Less than one third of London businesses employing migrant workers

Friday 9 January 2015

 

Less than one third of London businesses employing migrant workers

According to research from London Chamber of Commerce and Industry, the perception that huge swathes of the London labour market are being swallowed up by migrant workers is a misnomer. The research shows that only 28% of London businesses employ workers from outside of the UK.

However, the skills brought by migrant workers are critical to helping the capital's businesses compete in an increasingly international market. The main reasons stated for employing staff from other parts of the EU are their foreign language skills (29%) and a short supply of UK applicants with the required skills (27%) or experience (23%).

Demand for migrant workers is far higher among larger firms that are likely to require more skilled workers, and this includes those in sectors such as IT, communications, education and health.

The research also found that an abundance of red tape is stifling London businesses' potential to employ more skilled workers from outside the EEA to meet their needs for particular skills or languages.

Among those who have recruited workers from outside the EEA on tier 2 or tier 5 visas* including skilled workers, many reported encountering problems around the cost of compliance with immigration law, the complexity of the tax system and uncertainty about the eligibility of the worker.

Commenting on the research, Chief Executive of the London Chamber of Commerce and Industry (LCCI), Colin Stanbridge said: "A pool of workers with a diverse range of skills and experience is critical to London businesses' success in this increasingly competitive global marketplace. However, the perception that migrant workers are propping up huge swathes of the London labour market, is misplaced.

"We cannot, however, overstate the importance of migrant labour to London's economy. Although only a small proportion of businesses employ non-UK staff, those that do are seeking skills and experience that are in short supply in the domestic labour market.

"We must up-skill our workforce to ensure that firms have access to the skills they need to compete. It is also imperative that visa restrictions are relaxed to make it easier, and cheaper, for firms to recruit staff from overseas to fill the skills gap that exists.

"In addition, 22% of businesses told us that restrictive regulations for overseas business visitor visas had a highly negative impact on the London economy. We must make it easier for London firms to trade with international businesses to help boost exporting levels."

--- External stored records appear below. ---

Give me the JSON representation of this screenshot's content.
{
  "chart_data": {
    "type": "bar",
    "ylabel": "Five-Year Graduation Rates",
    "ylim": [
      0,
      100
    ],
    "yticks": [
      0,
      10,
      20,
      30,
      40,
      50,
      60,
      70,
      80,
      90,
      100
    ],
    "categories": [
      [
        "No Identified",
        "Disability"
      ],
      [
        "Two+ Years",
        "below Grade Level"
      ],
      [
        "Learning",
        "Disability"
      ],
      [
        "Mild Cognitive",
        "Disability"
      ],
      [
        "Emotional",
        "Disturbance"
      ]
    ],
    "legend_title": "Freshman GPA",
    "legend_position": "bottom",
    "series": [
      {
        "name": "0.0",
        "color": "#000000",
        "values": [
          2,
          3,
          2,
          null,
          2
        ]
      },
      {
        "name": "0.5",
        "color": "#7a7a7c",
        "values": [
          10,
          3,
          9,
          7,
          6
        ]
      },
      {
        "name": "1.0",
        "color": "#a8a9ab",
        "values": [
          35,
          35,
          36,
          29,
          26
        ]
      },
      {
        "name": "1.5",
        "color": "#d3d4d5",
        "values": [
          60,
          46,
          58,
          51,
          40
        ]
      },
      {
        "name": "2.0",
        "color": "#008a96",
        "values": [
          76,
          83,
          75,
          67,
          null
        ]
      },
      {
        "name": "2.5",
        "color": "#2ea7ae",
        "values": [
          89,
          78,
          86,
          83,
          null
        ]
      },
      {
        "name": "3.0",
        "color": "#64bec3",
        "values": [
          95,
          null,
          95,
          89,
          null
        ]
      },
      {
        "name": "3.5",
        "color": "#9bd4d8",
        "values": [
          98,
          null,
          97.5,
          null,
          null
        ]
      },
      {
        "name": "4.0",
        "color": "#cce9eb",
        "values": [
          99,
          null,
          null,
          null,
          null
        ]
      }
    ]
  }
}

Within the average London business, the workforce composition is 88% UK citizens, 8% EU citizens and 4% citizens from outside the EU. However, as 72% of London businesses are composed of UK citizens only, within the 28% that do employ migrant workers, these proportions will be higher.

To address the issues identified, LCCI calls for:

  • The Government should invest in education and training to equip young people and adult learners with the skills that businesses need, including compulsory foreign language learning from age seven to 16. However, this is a long-term challenge and London businesses must be able to access the services of skilled migrant workers in the short term.
  • The Home Office should simplify non-EU worker visa application procedures, including exemptions from the requirements to advertise jobs in the UK under the Resident Labour Market Test for smaller businesses looking to recruit highly-skilled workers.
  • The Home Office should relax the immigration regime for foreign business people and simplify application procedures for key trade partner countries.

ENDS

Media contact
Jo Hooper, Press & Media Relations Manager
T: +44 (0)20 7203 1897                 
M: +44 (0)7827 241528
E: jhooper@londonchamber.co.uk

NOTES TO EDITOR:

  1. London Chamber of Commerce and Industry (LCCI) is the capital's largest and most representative business organisation, with members ranging in size from multi-national companies to SMEs and sole traders.
  2. Colin Stanbridge is available for further comment and interview.
  3. ComRes interviewed 516 London business decision makers between 26th August and 22nd September 2014. Data were weighted to be representative of all London businesses by company size and broad industry sector. ComRes is a member of the British Polling Council and abides by its rules. Data tables are available on the ComRes website, www.comresglobal.com
  4. The results relate to the proportion of non-UK employees within businesses' UK-based workforces. Three in five (63%) of companies with ten or more staff employ workers from outside the UK, compared to just a quarter (24%) of micro-businesses (fewer than ten employees)
  5. Based on London businesses that employed workers on tier 2 (general), tier 2 (intra-company transfer) and tier 5 (temporary worker) visas (63 respondents).